Search Key Generation (Smart Retrieval)

The agent generates multiple variations of your query to improve retrieval. User asks: “What is the vision of the oil & gas regulator?” Agent generates multiple search keys:
  1. Original: “What is the vision of the oil & gas regulator?”
  2. Keywords: “vision oil gas regulator”
  3. Reformulated: “oil gas regulator vision definition”
  4. Alternate: “oil gas regulator vision explanation”
Then searches with ALL of them and combines results!
# This happens in _generate_search_keys method
def _generate_search_keys(self, query: str) -> List[str]:
    keys = [query]  # Original

    # Extract keywords (remove stop words)
    words = query.lower().split()
    keywords = [w for w in words if w not in STOP_WORDS and len(w) > 2]
    keys.append(" ".join(keywords))

    # Add reformulations
    if query.lower().startswith("what is"):
        topic = query[8:].strip("?").strip()
        keys.append(f"{topic} definition")
        keys.append(f"{topic} explanation")

    return keys
Impact on retrieval:
  • Increases recall by matching different phrasings
  • Compensates for keyword mismatches
  • Trade-off: More compute (multiple searches) for better coverage

Advanced Patterns

Pattern 1: Multi-Document Synthesis

agent.process_query(
    "Compare safety protocols in oil manual vs gas manual. "
    "What are the key differences?"
)

Pattern 2: Contextual Follow-ups

# Initial query
agent.process_query("What are the installation requirements?")
# Response: "Python 3.10+, 8GB RAM, 50GB disk..."

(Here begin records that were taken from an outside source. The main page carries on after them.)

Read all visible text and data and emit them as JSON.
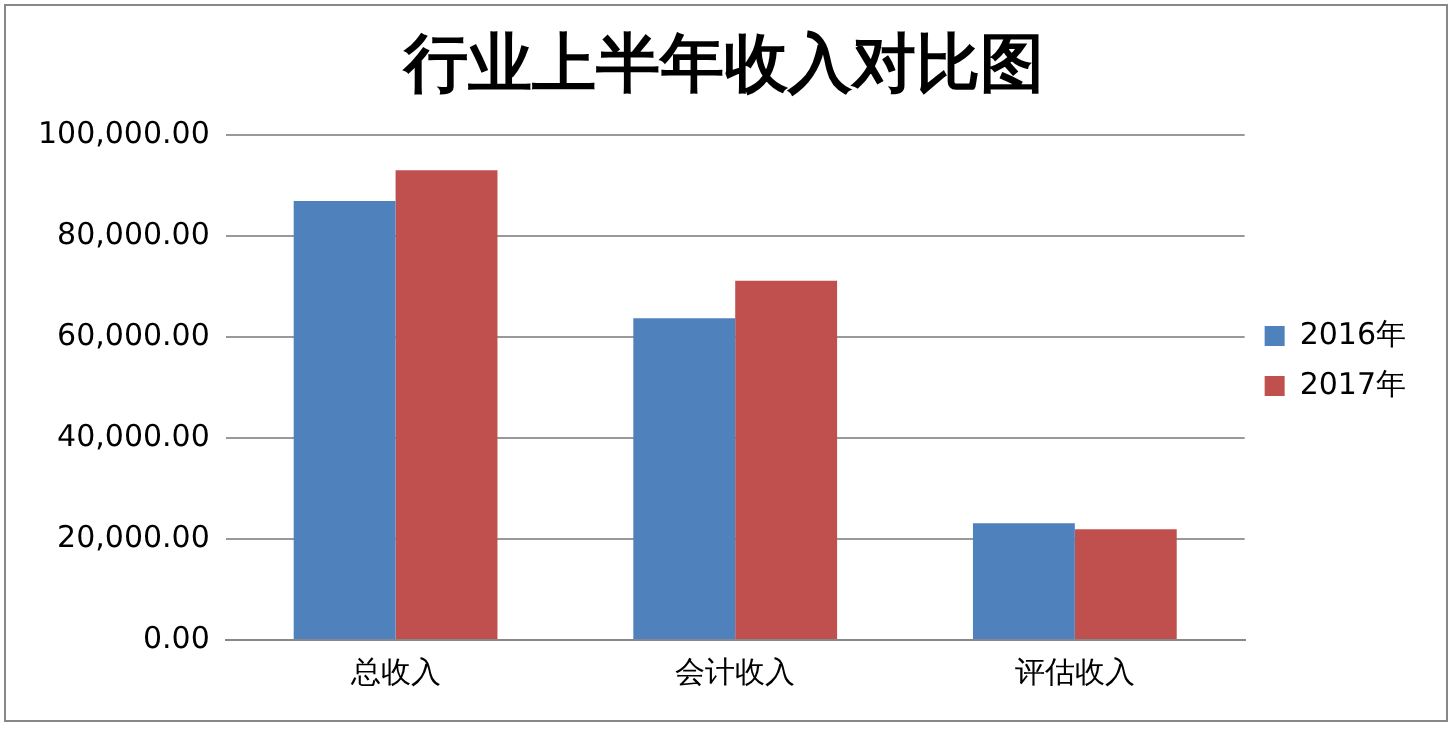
{
  "chart_data": {
    "type": "bar",
    "title": "行业上半年收入对比图",
    "categories": [
      "总收入",
      "会计收入",
      "评估收入"
    ],
    "series": [
      {
        "name": "2016年",
        "color": "#4f81bd",
        "values": [
          86900,
          63700,
          23100
        ]
      },
      {
        "name": "2017年",
        "color": "#c0504d",
        "values": [
          93000,
          71100,
          21900
        ]
      }
    ],
    "ylim": [
      0,
      100000
    ],
    "yticks": [
      {
        "value": 0,
        "label": "0.00"
      },
      {
        "value": 20000,
        "label": "20,000.00"
      },
      {
        "value": 40000,
        "label": "40,000.00"
      },
      {
        "value": 60000,
        "label": "60,000.00"
      },
      {
        "value": 80000,
        "label": "80,000.00"
      },
      {
        "value": 100000,
        "label": "100,000.00"
      }
    ],
    "grid": "y",
    "legend": "right"
  }
}
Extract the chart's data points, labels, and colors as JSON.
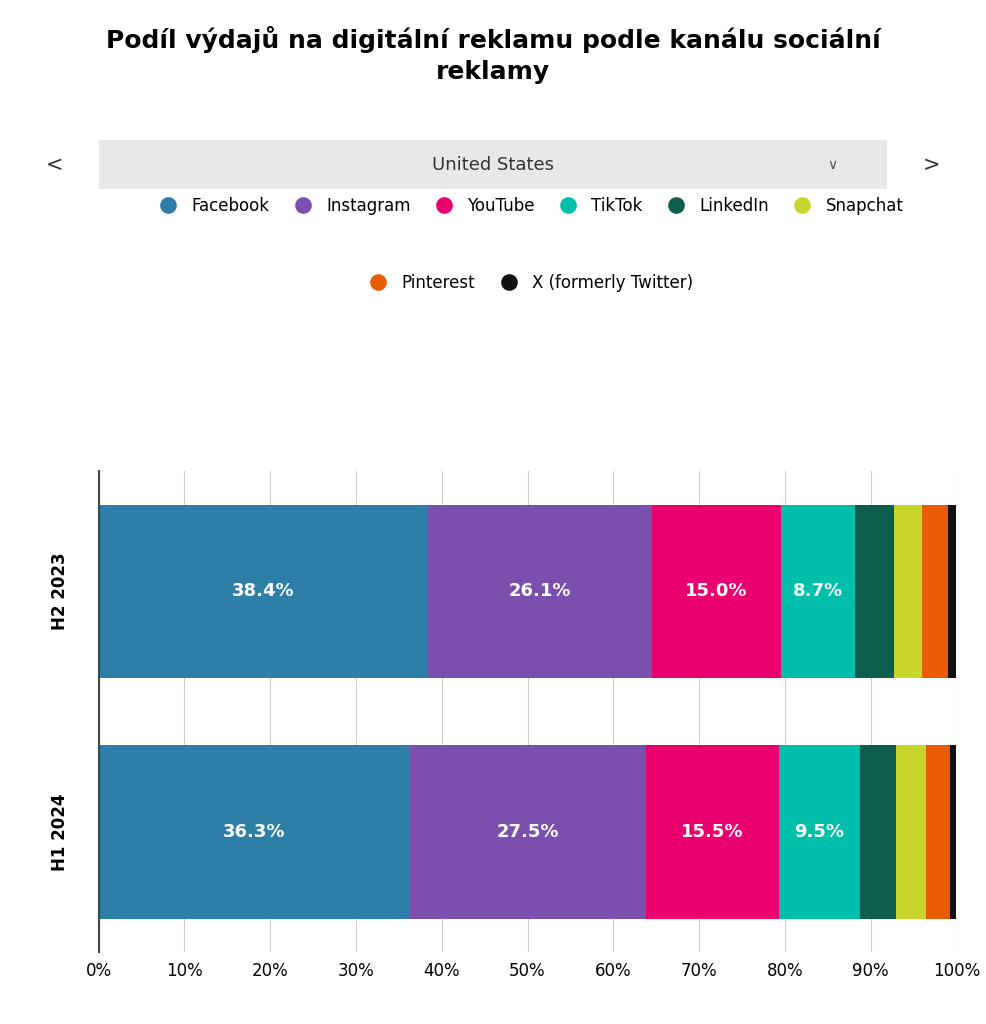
{
  "title": "Podíl výdajů na digitální reklamu podle kanálu sociální\nreklamy",
  "country_label": "United States",
  "categories": [
    "H2 2023",
    "H1 2024"
  ],
  "series": [
    {
      "name": "Facebook",
      "color": "#2e7fa8",
      "values": [
        38.4,
        36.3
      ]
    },
    {
      "name": "Instagram",
      "color": "#7b4fae",
      "values": [
        26.1,
        27.5
      ]
    },
    {
      "name": "YouTube",
      "color": "#e9006e",
      "values": [
        15.0,
        15.5
      ]
    },
    {
      "name": "TikTok",
      "color": "#00bfaa",
      "values": [
        8.7,
        9.5
      ]
    },
    {
      "name": "LinkedIn",
      "color": "#0e5e4e",
      "values": [
        4.5,
        4.2
      ]
    },
    {
      "name": "Snapchat",
      "color": "#c8d62b",
      "values": [
        3.3,
        3.5
      ]
    },
    {
      "name": "Pinterest",
      "color": "#e85d04",
      "values": [
        3.0,
        2.8
      ]
    },
    {
      "name": "X (formerly Twitter)",
      "color": "#111111",
      "values": [
        1.0,
        0.7
      ]
    }
  ],
  "label_values": {
    "H2 2023": {
      "Facebook": "38.4%",
      "Instagram": "26.1%",
      "YouTube": "15.0%",
      "TikTok": "8.7%"
    },
    "H1 2024": {
      "Facebook": "36.3%",
      "Instagram": "27.5%",
      "YouTube": "15.5%",
      "TikTok": "9.5%"
    }
  },
  "background_color": "#ffffff",
  "bar_height": 0.72,
  "xlim": [
    0,
    100
  ],
  "xticks": [
    0,
    10,
    20,
    30,
    40,
    50,
    60,
    70,
    80,
    90,
    100
  ],
  "title_fontsize": 18,
  "label_fontsize": 13,
  "legend_fontsize": 12,
  "ytick_fontsize": 12,
  "xtick_fontsize": 12,
  "selector_fontsize": 13,
  "arrow_fontsize": 15,
  "chevron_char": "∨"
}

# Follow-up (implicit context)
agent.process_query("What about for production?")
# Agent understands context: still discussing installation
# Retrieves production-specific requirements

Pattern 3: Progressive Discovery

# Query 1
agent.process_query("What documents do you have about AI?")
# Agent: Searches filesystem, finds AI PDFs, indexes them

# Query 2
agent.process_query("Tell me about neural networks")
# Agent: Searches newly-indexed AI documents

# Query 3
agent.process_query("Are there any documents about transformers?")
# Agent: Searches again, finds more, indexes on-demand

Deployment Options

As a Web API

api_server.py
from gaia.agents.chat.agent import ChatAgent, ChatAgentConfig
from gaia.api.openai_server import create_app
from gaia.api.agent_registry import registry
import uvicorn

# Configure agent
config = ChatAgentConfig(
    watch_directories=["./company_docs"],
    silent_mode=True  # Disable console output for API
)

agent = ChatAgent(config)

# Create OpenAI-compatible API
app = create_app()

# Register agent
registry.register("doc-qa", lambda: agent)

# Run server
if __name__ == "__main__":
    uvicorn.run(app, host="0.0.0.0", port=8080)

As a CLI Tool

cli.py
#!/usr/bin/env python3
import sys
from gaia.agents.chat.agent import ChatAgent, ChatAgentConfig

def main():
    if len(sys.argv) < 2:
        print("Usage: doc-qa <question>")
        print("       doc-qa --interactive")
        sys.exit(1)

    config = ChatAgentConfig(
        watch_directories=["./documents"],
        silent_mode=False
    )
    agent = ChatAgent(config)

    if sys.argv[1] == "--interactive":
        # Interactive mode
        while True:
            question = input("You: ")
            if question.lower() in ['quit', 'exit']:
                break
            result = agent.process_query(question)
            print(f"Agent: {result.get('answer')}\n")
    else:
        # One-shot query
        question = " ".join(sys.argv[1:])
        result = agent.process_query(question)
        print(result.get('answer'))

if __name__ == "__main__":
    main()

Troubleshooting

Symptom: Agent responds with “No documents indexed”Debugging:
# Verify RAG dependencies
uv pip install -e ".[rag]"

# Check document exists
import os
print(os.path.exists("./manual.pdf"))  # Should be True

# Check indexed state
print(f"Indexed: {agent.indexed_files}")
print(f"RAG files: {agent.rag.indexed_files}")
Common causes:
  • Missing RAG dependencies (uv pip install -e ".[rag]")
  • Incorrect file path
  • File not readable
Symptom: Agent returns irrelevant informationTuning options:
# Retrieve more chunks
config = ChatAgentConfig(max_chunks=10)

# Use semantic chunking (slower, more accurate)
config = ChatAgentConfig(use_llm_chunking=True)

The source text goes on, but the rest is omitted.